Brooks began treating in January 2017 for back and right leg pain. In May, he presented to Dr. Eric Loudermilk, who mentioned the nature of Brooks’ job duties in notes from the appointment and referred him for an MRI. The MRI revealed Brooks had a herniated disk at L4-L5. Subsequently, Loudermilk signed a questionnaire stating the Claimant’s repetitive activities on-the-job more likely than not caused his herniated disk and associated pain in his back and leg.

At the Single Commission hearing, Benore presented an ergonomics report indicating Brook’s job duties created, “no enhanced risk of injury to his back.” The Claimant appeared as the sole witness. The Single Commissioner awarded the Claimant benefits. The decision was reversed by the Full Commission where it was determined Brooks had not proven his job duties were repetitive. The Full Commission based its decision on a two-part test requiring claimants not only have medical evidence establishing a causal connection between their injuries to their duties, but also to prove their job requirements were repetitive in nature. Brooks appealed to the Court of Appeals.

The Court of Appeals began its analysis by reiterating,” Section 42-1-172…is the exclusive method for determining the compensability of repetitive trauma injuries.” The Court went on to reference the “leading case” interpreting the statute, Murphy v.

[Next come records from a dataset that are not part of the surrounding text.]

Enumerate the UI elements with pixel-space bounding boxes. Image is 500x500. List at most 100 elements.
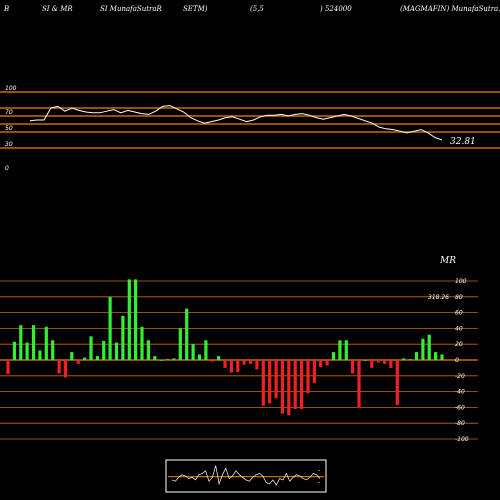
mr-bar-28 <box>185 308 189 360</box>
mr-bar-17 <box>114 342 119 360</box>
mr-bars <box>6 279 444 416</box>
mr-bar-29 <box>191 344 195 360</box>
mr-bar-51 <box>331 352 336 360</box>
mr-bar-6 <box>44 326 48 360</box>
mr-bar-60 <box>389 360 393 368</box>
mr-bar-62 <box>402 358 406 360</box>
mr-bar-5 <box>38 350 42 360</box>
mr-tick-3: 40 <box>455 325 463 332</box>
mr-bar-52 <box>338 340 342 361</box>
mr-label: MR <box>439 256 456 266</box>
header-params: (5,5 <box>250 5 264 13</box>
mini-tick-1: - <box>318 467 320 474</box>
mr-bar-19 <box>127 279 131 360</box>
mr-bar-14 <box>95 356 99 360</box>
mr-bar-2 <box>19 325 23 360</box>
mr-bar-39 <box>255 360 259 370</box>
rsi-series-line <box>29 105 443 141</box>
mr-bar-48 <box>312 360 316 383</box>
mr-bar-49 <box>319 360 323 368</box>
mr-bar-15 <box>102 341 106 360</box>
mr-bar-13 <box>89 336 93 360</box>
mr-bar-41 <box>268 360 272 404</box>
mr-bar-12 <box>83 357 87 360</box>
mr-bar-23 <box>153 356 157 360</box>
mr-bar-61 <box>395 360 399 405</box>
mr-bar-67 <box>434 352 438 360</box>
mr-bar-8 <box>57 360 61 374</box>
mr-bar-22 <box>146 340 150 361</box>
mr-bar-54 <box>351 360 355 374</box>
rsi-tick-0: 100 <box>5 85 17 92</box>
rsi-tick-labels: 100 70 50 30 0 <box>5 85 17 172</box>
mr-bar-50 <box>325 360 329 366</box>
mr-bar-34 <box>223 360 227 368</box>
mr-bar-46 <box>300 360 304 409</box>
mr-bar-45 <box>293 360 297 409</box>
mr-tick-2: 60 <box>455 310 463 317</box>
mr-tick-labels: 100 80 60 40 20 0 -20 -40 -60 -80 -100 <box>455 278 469 443</box>
mr-bar-31 <box>204 340 208 361</box>
mini-chart-frame <box>165 459 327 493</box>
mr-bar-33 <box>217 356 221 360</box>
mr-tick-5: 0 <box>455 357 459 364</box>
mr-bar-59 <box>383 360 387 364</box>
mr-bar-20 <box>134 279 138 360</box>
mr-bar-16 <box>108 296 112 360</box>
header-title-left: SI & MR <box>42 5 73 13</box>
mr-bar-53 <box>344 340 348 361</box>
mr-bar-32 <box>210 360 214 362</box>
chart-header: B SI & MR SI MunafaSutraR SETM) (5,5 ) 5… <box>0 0 500 14</box>
mr-tick-8: -60 <box>455 404 465 411</box>
mr-bar-21 <box>140 326 144 360</box>
mr-tick-10: -100 <box>455 436 469 443</box>
mr-tick-1: 80 <box>455 294 463 301</box>
header-title-mid: SI MunafaSutraR <box>100 5 162 13</box>
mr-bar-30 <box>197 354 202 360</box>
mr-bar-3 <box>25 342 29 360</box>
mr-bar-66 <box>427 334 431 360</box>
mr-bar-26 <box>172 358 176 360</box>
mr-tick-6: -20 <box>455 373 465 380</box>
rsi-current-value: 32.81 <box>450 137 476 147</box>
mr-bar-68 <box>440 354 444 360</box>
mr-bar-1 <box>12 341 16 360</box>
header-code: ) 524000 <box>320 5 352 13</box>
mr-bar-57 <box>370 360 374 368</box>
rsi-tick-2: 50 <box>5 125 13 132</box>
mr-bar-58 <box>376 360 380 363</box>
mini-tick-2: - <box>318 479 320 486</box>
mr-bar-36 <box>236 360 240 372</box>
mini-chart-line <box>171 465 321 486</box>
mr-bar-25 <box>166 359 170 360</box>
mr-bar-63 <box>408 359 412 360</box>
mr-bar-35 <box>229 360 233 373</box>
mr-bar-44 <box>287 360 291 416</box>
mr-bar-47 <box>306 360 310 394</box>
rsi-level-lines <box>0 91 500 149</box>
mr-bar-4 <box>31 325 36 360</box>
mr-bar-64 <box>414 352 419 360</box>
mr-bar-37 <box>242 360 246 365</box>
mr-tick-9: -80 <box>455 420 465 427</box>
rsi-tick-4: 0 <box>5 165 9 172</box>
mr-bar-10 <box>70 352 74 360</box>
mr-tick-4: 20 <box>455 341 463 348</box>
mr-bar-55 <box>357 360 361 408</box>
header-b: B <box>4 5 10 13</box>
header-title-right: (MAGMAFIN) MunafaSutra.com <box>400 5 500 13</box>
mr-bar-0 <box>6 360 10 375</box>
mr-bar-38 <box>248 360 253 364</box>
rsi-tick-1: 70 <box>5 109 13 116</box>
mr-bar-7 <box>51 340 55 361</box>
mr-tick-7: -40 <box>455 389 465 396</box>
mr-bar-65 <box>421 338 425 360</box>
mr-tick-0: 100 <box>455 278 467 285</box>
mr-bar-18 <box>121 315 125 360</box>
mr-bar-56 <box>363 360 367 361</box>
mr-bar-9 <box>63 360 67 378</box>
mr-bar-40 <box>261 360 265 406</box>
mr-bar-11 <box>76 360 80 364</box>
mr-bar-27 <box>178 328 182 360</box>
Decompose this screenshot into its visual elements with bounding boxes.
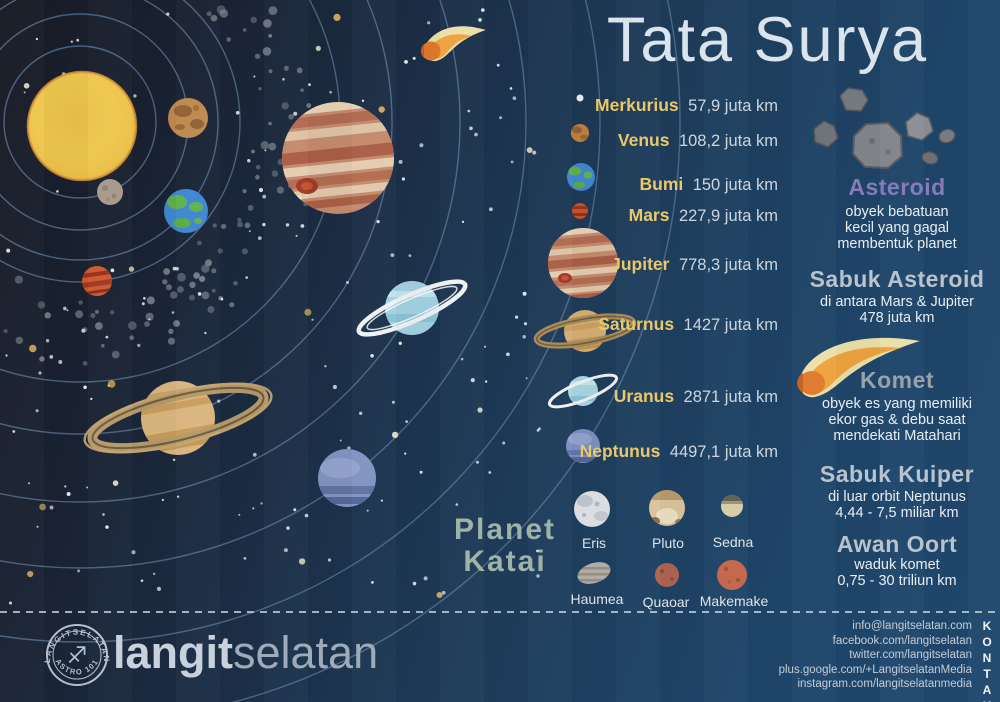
planet-distance: 4497,1 juta km: [669, 443, 778, 461]
contact-twitter: twitter.com/langitselatan: [849, 649, 972, 662]
sabuk-asteroid-description: di antara Mars & Jupiter 478 juta km: [820, 294, 974, 327]
planet-name: Merkurius: [595, 95, 679, 115]
contact-googleplus: plus.google.com/+LangitselatanMedia: [778, 663, 972, 676]
pluto-thumb: [649, 490, 685, 526]
asteroid-belt-dots: [3, 5, 320, 366]
asteroid-heading: Asteroid: [848, 174, 946, 200]
sabuk-kuiper-description: di luar orbit Neptunus 4,44 - 7,5 miliar…: [828, 489, 966, 522]
asteroid-rocks-illustration: [813, 87, 956, 169]
uranus-thumb: [547, 373, 619, 409]
planet-row-bumi: Bumi 150 juta km: [640, 174, 779, 196]
asteroid-rock: [839, 87, 869, 112]
comet-illustration: [420, 26, 486, 62]
planet-name: Uranus: [613, 386, 675, 406]
earth-illustration: [164, 189, 208, 233]
saturnus-thumb: [533, 310, 637, 353]
poster-title: Tata Surya: [606, 5, 929, 75]
planet-row-saturnus: Saturnus 1427 juta km: [598, 314, 778, 336]
wordmark-bold: langit: [113, 627, 233, 678]
contact-instagram: instagram.com/langitselatanmedia: [797, 678, 972, 691]
planet-name: Jupiter: [611, 254, 670, 274]
starfield: [5, 8, 541, 605]
mars-illustration: [80, 266, 114, 296]
awan-oort-description: waduk komet 0,75 - 30 triliun km: [837, 557, 957, 590]
contact-facebook: facebook.com/langitselatan: [832, 634, 972, 647]
planet-distance: 1427 juta km: [683, 316, 778, 334]
planet-distance: 108,2 juta km: [678, 132, 778, 150]
neptune-illustration: [318, 449, 376, 507]
kontak-vertical-label: KONTAK: [980, 619, 994, 702]
planet-katai-heading: Planet Katai: [453, 513, 557, 578]
wordmark-light: selatan: [233, 627, 379, 678]
planet-row-uranus: Uranus 2871 juta km: [614, 386, 778, 408]
asteroid-rock: [938, 128, 956, 144]
planet-distance: 150 juta km: [692, 176, 778, 194]
planet-row-venus: Venus 108,2 juta km: [618, 130, 778, 152]
planet-distance: 227,9 juta km: [678, 207, 778, 225]
planet-name: Neptunus: [579, 441, 661, 461]
venus-illustration: [168, 98, 208, 138]
mars-thumb: [572, 203, 588, 219]
planet-row-jupiter: Jupiter 778,3 juta km: [611, 254, 778, 276]
sabuk-asteroid-heading: Sabuk Asteroid: [809, 266, 985, 292]
planet-name: Venus: [617, 130, 670, 150]
asteroid-description: obyek bebatuan kecil yang gagal membentu…: [837, 204, 957, 253]
asteroid-rock: [852, 122, 903, 169]
makemake-thumb: [717, 560, 747, 590]
venus-thumb: [571, 124, 589, 142]
komet-illustration: [797, 337, 920, 398]
haumea-thumb: [574, 562, 614, 584]
dwarf-label-makemake: Makemake: [699, 593, 769, 609]
bumi-thumb: [567, 163, 595, 191]
langitselatan-wordmark: langitselatan: [113, 629, 378, 677]
dwarf-label-quaoar: Quaoar: [642, 594, 690, 610]
asteroid-rock: [921, 151, 939, 165]
eris-thumb: [574, 491, 610, 527]
contact-email: info@langitselatan.com: [852, 620, 972, 632]
planet-name: Mars: [628, 205, 670, 225]
orbit-rings: [0, 0, 681, 702]
jupiter-illustration: [282, 102, 394, 214]
planet-distance: 2871 juta km: [683, 388, 778, 406]
dwarf-label-haumea: Haumea: [570, 591, 624, 607]
contact-list: info@langitselatan.com facebook.com/lang…: [779, 619, 972, 692]
sedna-thumb: [721, 495, 743, 517]
planet-distance: 778,3 juta km: [678, 256, 778, 274]
sun-illustration: [26, 70, 138, 182]
planet-distance: 57,9 juta km: [688, 97, 778, 115]
dwarf-label-pluto: Pluto: [652, 535, 684, 551]
planet-name: Saturnus: [598, 314, 675, 334]
uranus-illustration: [356, 279, 468, 337]
neptunus-thumb: [566, 429, 600, 463]
centaur-archer-icon: ♐: [67, 642, 88, 668]
komet-heading: Komet: [859, 367, 935, 393]
sabuk-kuiper-heading: Sabuk Kuiper: [819, 461, 975, 487]
planet-row-merkurius: Merkurius 57,9 juta km: [595, 95, 778, 117]
planet-row-neptunus: Neptunus 4497,1 juta km: [580, 441, 778, 463]
footer-divider: [0, 611, 1000, 613]
asteroid-rock: [905, 112, 934, 141]
merkurius-thumb: [576, 94, 584, 102]
dwarf-label-sedna: Sedna: [712, 534, 754, 550]
dwarf-label-eris: Eris: [581, 535, 607, 551]
asteroid-rock: [813, 120, 839, 148]
mercury-illustration: [97, 179, 123, 205]
planet-row-mars: Mars 227,9 juta km: [629, 205, 778, 227]
awan-oort-heading: Awan Oort: [836, 531, 958, 557]
langitselatan-stamp-logo: LANGITSELATAN ASTRO 101 ♐: [43, 624, 110, 686]
quaoar-thumb: [655, 563, 679, 587]
planet-name: Bumi: [639, 174, 684, 194]
komet-description: obyek es yang memiliki ekor gas & debu s…: [822, 396, 972, 445]
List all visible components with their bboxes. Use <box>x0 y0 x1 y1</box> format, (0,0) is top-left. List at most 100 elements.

Owens Corning. Murphy, 393 S.C. 77,710 S.E. 2d. 454 (Ct. App. 2011). In Owens, for a repetitive trauma claim to be compensable there had to be a “specific finding of fact, made by the greater weight of the evidence, of a direct causal relationship, established by medical evidence, between the injury and the repetitive act….” Murphy, 393 S.C. at 85, 710 S.E. 2d. at 485. The Court found the Full Commission misinterpreted both the applicable statute and precedent case law when it established a two-part test that would “force” claimants additionally to provide expert evidence that their jobs were repetitive.

The Court found the intent of the statute was to require a factual finding that “medical evidence establishes a causal connection” between a claimant’s duties and in his injury. (Emphasis added.) The Court stated it was certain that in drafting S.C. Code Ann. §42-1-172 the legislature understood a doctor was capable of diagnosing the cause of a patient’s injury. (They did note Dr. Loudermilk indicated the ergonomics report it did not change his causation opinion.) Ultimately, the Court concluded that doctors can make a causation determination without an ergonomics opinion under §42-1-172 and the Full Commission erred in its reliance on an ergonomics evaluation as it was not medical evidence. Michau v. Georgetown County, 396 S.C. 589, 595, 723 S.E. 2d. 805, 808 (2012).

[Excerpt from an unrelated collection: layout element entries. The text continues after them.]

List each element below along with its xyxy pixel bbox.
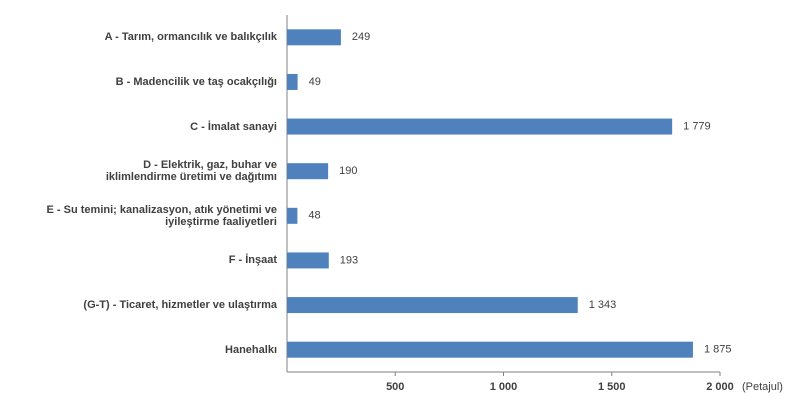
- x-tick-label: 1 000: [490, 381, 518, 393]
- value-label: 193: [340, 254, 358, 266]
- category-label: C - İmalat sanayi: [190, 120, 277, 133]
- bar: [287, 341, 693, 358]
- category-label: Hanehalkı: [225, 343, 277, 356]
- bar: [287, 29, 341, 46]
- category-label: B - Madencilik ve taş ocakçılığı: [115, 75, 277, 88]
- bar: [287, 207, 298, 224]
- category-label: F - İnşaat: [228, 254, 277, 267]
- bar: [287, 252, 329, 269]
- value-label: 190: [339, 165, 357, 177]
- x-unit: (Petajul): [742, 381, 783, 393]
- value-label: 1 779: [683, 120, 711, 132]
- bar: [287, 163, 329, 180]
- bar: [287, 297, 578, 314]
- value-label: 49: [309, 76, 321, 88]
- value-label: 48: [308, 210, 320, 222]
- category-label: (G-T) - Ticaret, hizmetler ve ulaştırma: [83, 299, 277, 312]
- category-label: E - Su temini; kanalizasyon, atık yöneti…: [46, 203, 277, 228]
- category-label: A - Tarım, ormancılık ve balıkçılık: [104, 31, 277, 44]
- category-label: D - Elektrik, gaz, buhar ve iklimlendirm…: [105, 159, 277, 184]
- x-tick-label: 2 000: [706, 381, 734, 393]
- bar: [287, 118, 673, 135]
- value-label: 1 343: [589, 299, 617, 311]
- x-tick-label: 500: [386, 381, 404, 393]
- value-label: 249: [352, 31, 370, 43]
- x-tick-label: 1 500: [598, 381, 626, 393]
- value-label: 1 875: [704, 344, 732, 356]
- bar: [287, 73, 298, 90]
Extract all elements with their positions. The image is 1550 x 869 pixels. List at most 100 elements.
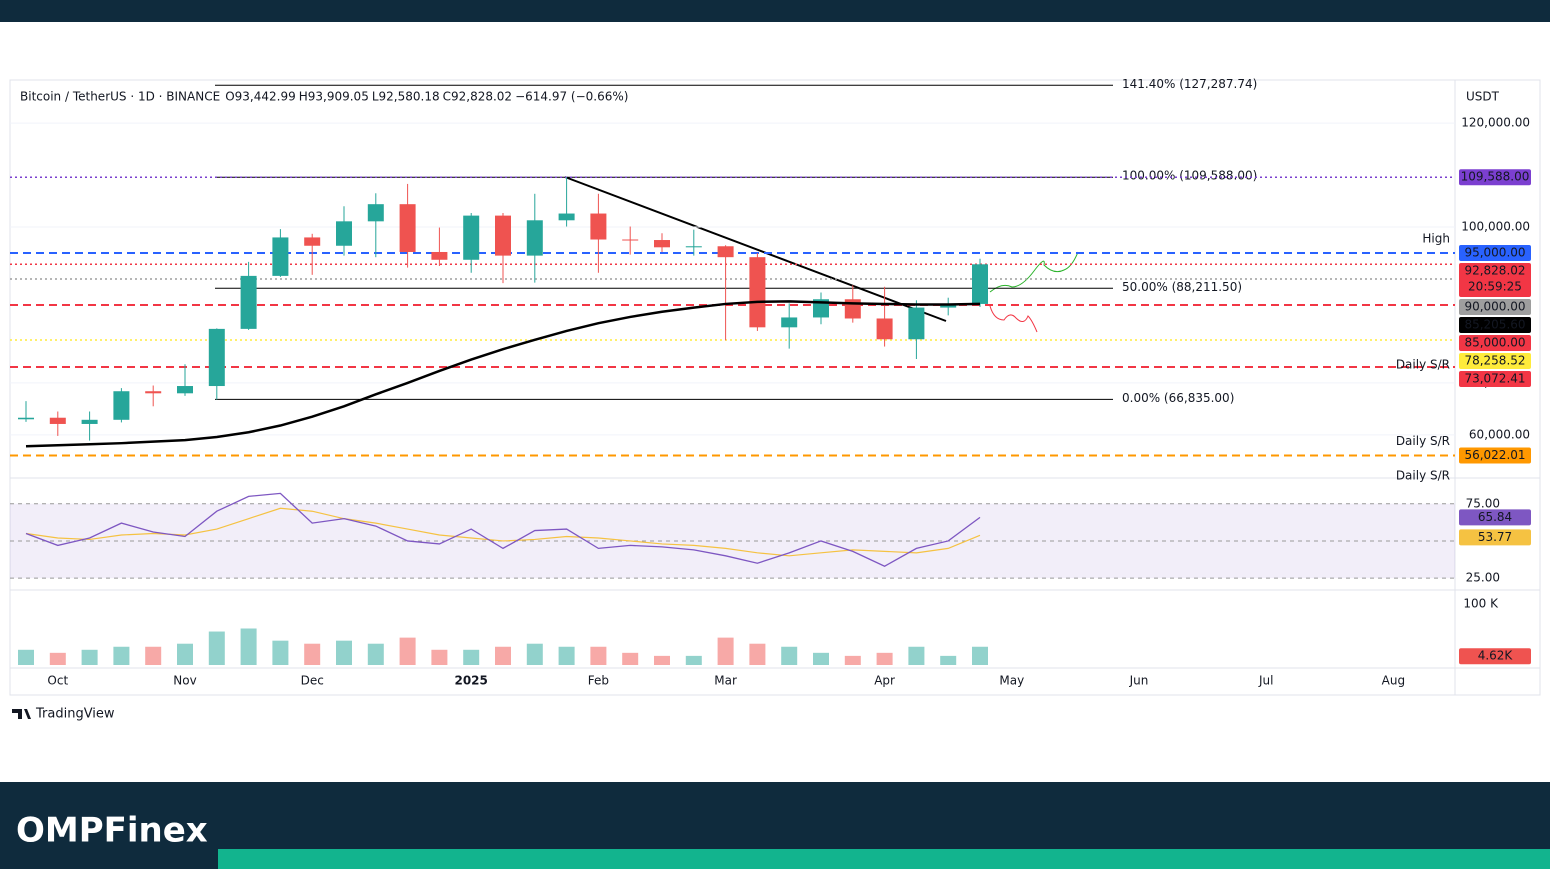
countdown: 20:59:25	[1468, 280, 1522, 294]
volume-bar	[336, 640, 352, 665]
candle-body	[240, 275, 257, 329]
volume-bar	[208, 631, 225, 665]
unit: USDT	[1466, 90, 1500, 104]
volume-bar	[399, 637, 416, 665]
volume-bar	[304, 643, 321, 665]
candle-body	[749, 257, 766, 328]
candle-body	[717, 246, 734, 258]
volume-bar	[463, 649, 480, 665]
price-badge-label: 92,828.02	[1464, 264, 1525, 278]
y-tick-label: 100,000.00	[1461, 220, 1530, 234]
volume-bar	[113, 646, 130, 665]
price-badge	[1459, 245, 1531, 262]
header-text: C	[443, 90, 451, 104]
candle-body	[940, 303, 957, 308]
candle-body	[49, 417, 66, 424]
candle-body	[145, 391, 162, 394]
price-badge-label: 109,588.00	[1461, 170, 1530, 184]
header-text: −614.97 (−0.66%)	[515, 90, 628, 104]
rsi-line	[25, 492, 981, 567]
rsi-ma-badge-label: 53.77	[1478, 530, 1512, 544]
candle-body	[972, 264, 988, 304]
volume-bar	[240, 628, 257, 665]
level-note: High	[1422, 232, 1450, 246]
candle-body	[431, 251, 448, 260]
x-tick-label: Mar	[714, 674, 737, 688]
volume-bar	[813, 652, 829, 665]
x-tick-label: Apr	[874, 674, 895, 688]
x-tick-label: Aug	[1382, 674, 1405, 688]
price-badge-label: 85,205.60	[1464, 318, 1525, 332]
fib-label: 100.00% (109,588.00)	[1122, 169, 1257, 183]
price-badge	[1459, 335, 1531, 352]
header-text: 93,909.05	[308, 90, 369, 104]
volume-bar	[49, 652, 66, 665]
candle-body	[876, 318, 893, 340]
volume-bar	[81, 649, 98, 665]
volume-bar	[972, 646, 988, 665]
x-tick-label: Jun	[1129, 674, 1149, 688]
candle-body	[526, 220, 543, 256]
volume-bar	[844, 655, 861, 665]
candle-body	[272, 237, 289, 276]
volume-bar	[654, 655, 670, 665]
price-badge-label: 56,022.01	[1464, 448, 1525, 462]
candle-body	[590, 213, 607, 240]
y-tick-label: 60,000.00	[1469, 427, 1530, 441]
trendline	[564, 176, 947, 322]
header-text: 93,442.99	[235, 90, 296, 104]
candle-body	[304, 237, 321, 246]
x-tick-label: May	[999, 674, 1024, 688]
candle-body	[813, 299, 829, 318]
price-badge	[1459, 317, 1531, 334]
price-badge	[1459, 353, 1531, 370]
bear-scenario	[989, 305, 1038, 333]
candle-body	[177, 386, 193, 394]
candle-body	[685, 246, 702, 248]
header-text: O	[225, 90, 234, 104]
volume-badge-label: 4.62K	[1478, 649, 1514, 663]
volume-bar	[590, 646, 607, 665]
x-tick-label: 2025	[454, 674, 487, 688]
footer-accent	[218, 849, 1550, 869]
rsi-ma-badge	[1459, 529, 1531, 546]
rsi-tick-label: 25.00	[1466, 571, 1500, 585]
header-text: H	[299, 90, 308, 104]
volume-bar	[940, 655, 957, 665]
level-note: Daily S/R	[1396, 469, 1450, 483]
x-tick-label: Feb	[588, 674, 609, 688]
candle-body	[558, 213, 575, 221]
price-badge-label: 78,258.52	[1464, 354, 1525, 368]
price-badge-label: 85,000.00	[1464, 336, 1525, 350]
candle-body	[18, 417, 34, 420]
volume-bar	[526, 643, 543, 665]
frame	[9, 79, 1541, 696]
moving-average	[25, 300, 981, 448]
fib-label: 50.00% (88,211.50)	[1122, 280, 1242, 294]
rsi-tick-label: 75.00	[1466, 496, 1500, 510]
level-note: Daily S/R	[1396, 358, 1450, 372]
volume-bar	[717, 637, 734, 665]
volume-bar	[367, 643, 384, 665]
x-tick-label: Nov	[173, 674, 196, 688]
candle-body	[781, 317, 798, 328]
x-tick-label: Jul	[1258, 674, 1273, 688]
candle-body	[336, 221, 352, 246]
volume-bar	[781, 646, 798, 665]
candle-body	[622, 239, 639, 241]
candle-body	[367, 204, 384, 222]
header-text: Bitcoin / TetherUS · 1D · BINANCE	[20, 90, 220, 104]
volume-bar	[622, 652, 639, 665]
top-band	[0, 0, 1550, 22]
candle-body	[495, 215, 511, 256]
volume-bar	[177, 643, 193, 665]
price-badge	[1459, 371, 1531, 388]
x-tick-label: Oct	[47, 674, 68, 688]
price-badge	[1459, 169, 1531, 186]
brand: OMPFinex	[16, 811, 208, 851]
volume-badge	[1459, 648, 1531, 665]
volume-bar	[908, 646, 925, 665]
rsi-badge-label: 65.84	[1478, 510, 1512, 524]
volume-tick-label: 100 K	[1463, 597, 1499, 611]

The case was reversed and remanded for a calculation of benefits. The Defendants’ request for a rehearing was subsequently denied.

Analysis:

Prior to Brooks, taking on a repetitive trauma claim had its challenges from a claimant attorney’s perspective. Some believed obtaining an ergonomics evaluation was best practice or required in certain circumstances. (Based on varying decisions from the single and full commission.) In many claims, involving carpel tunnel or other more minor repetitive injuries, ergo. evaluations could be a prohibitively high expense.

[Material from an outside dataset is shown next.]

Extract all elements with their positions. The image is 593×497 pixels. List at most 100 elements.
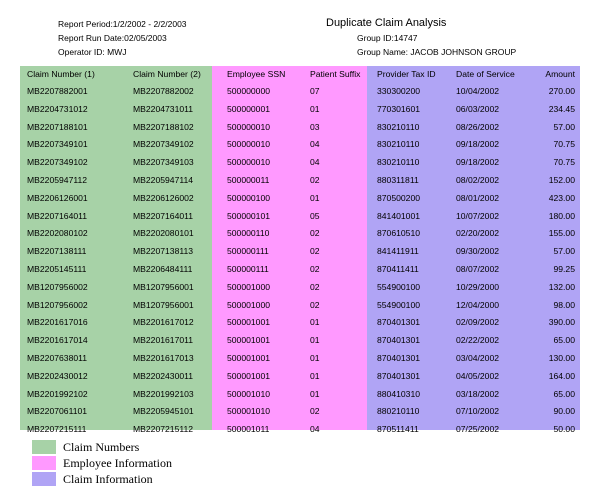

After Brooks, the law is clear. There will be no need for claimants to obtain an ergonomics report, as long as they can accurately explain their duties to a doctor who is willing to give a causation opinion. If the defense does obtain an evaluation, claimants can simply show it to their own medical provider for the supporting opinion they will need, as Brooks did here. In repetitive motion claims, notice and knowing the date of onset were already somewhat relaxed requirements. S.C. Code Ann. §42-15-20 and Schurlknight v. City of N. Charleston, 325 S.C. 175, 178, 574 S.E.2d 194, 195 (2002). Thus, if this opinion is not overturned, it opens the door wide for employees to successfully bring repetitive injury claims in South Carolina. Moreover, repetitive claims could become attorneys’ “go-to” when a claimant comes in unable to pinpoint exactly how or when an accident happened and has some duties that are “repetitive” in nature.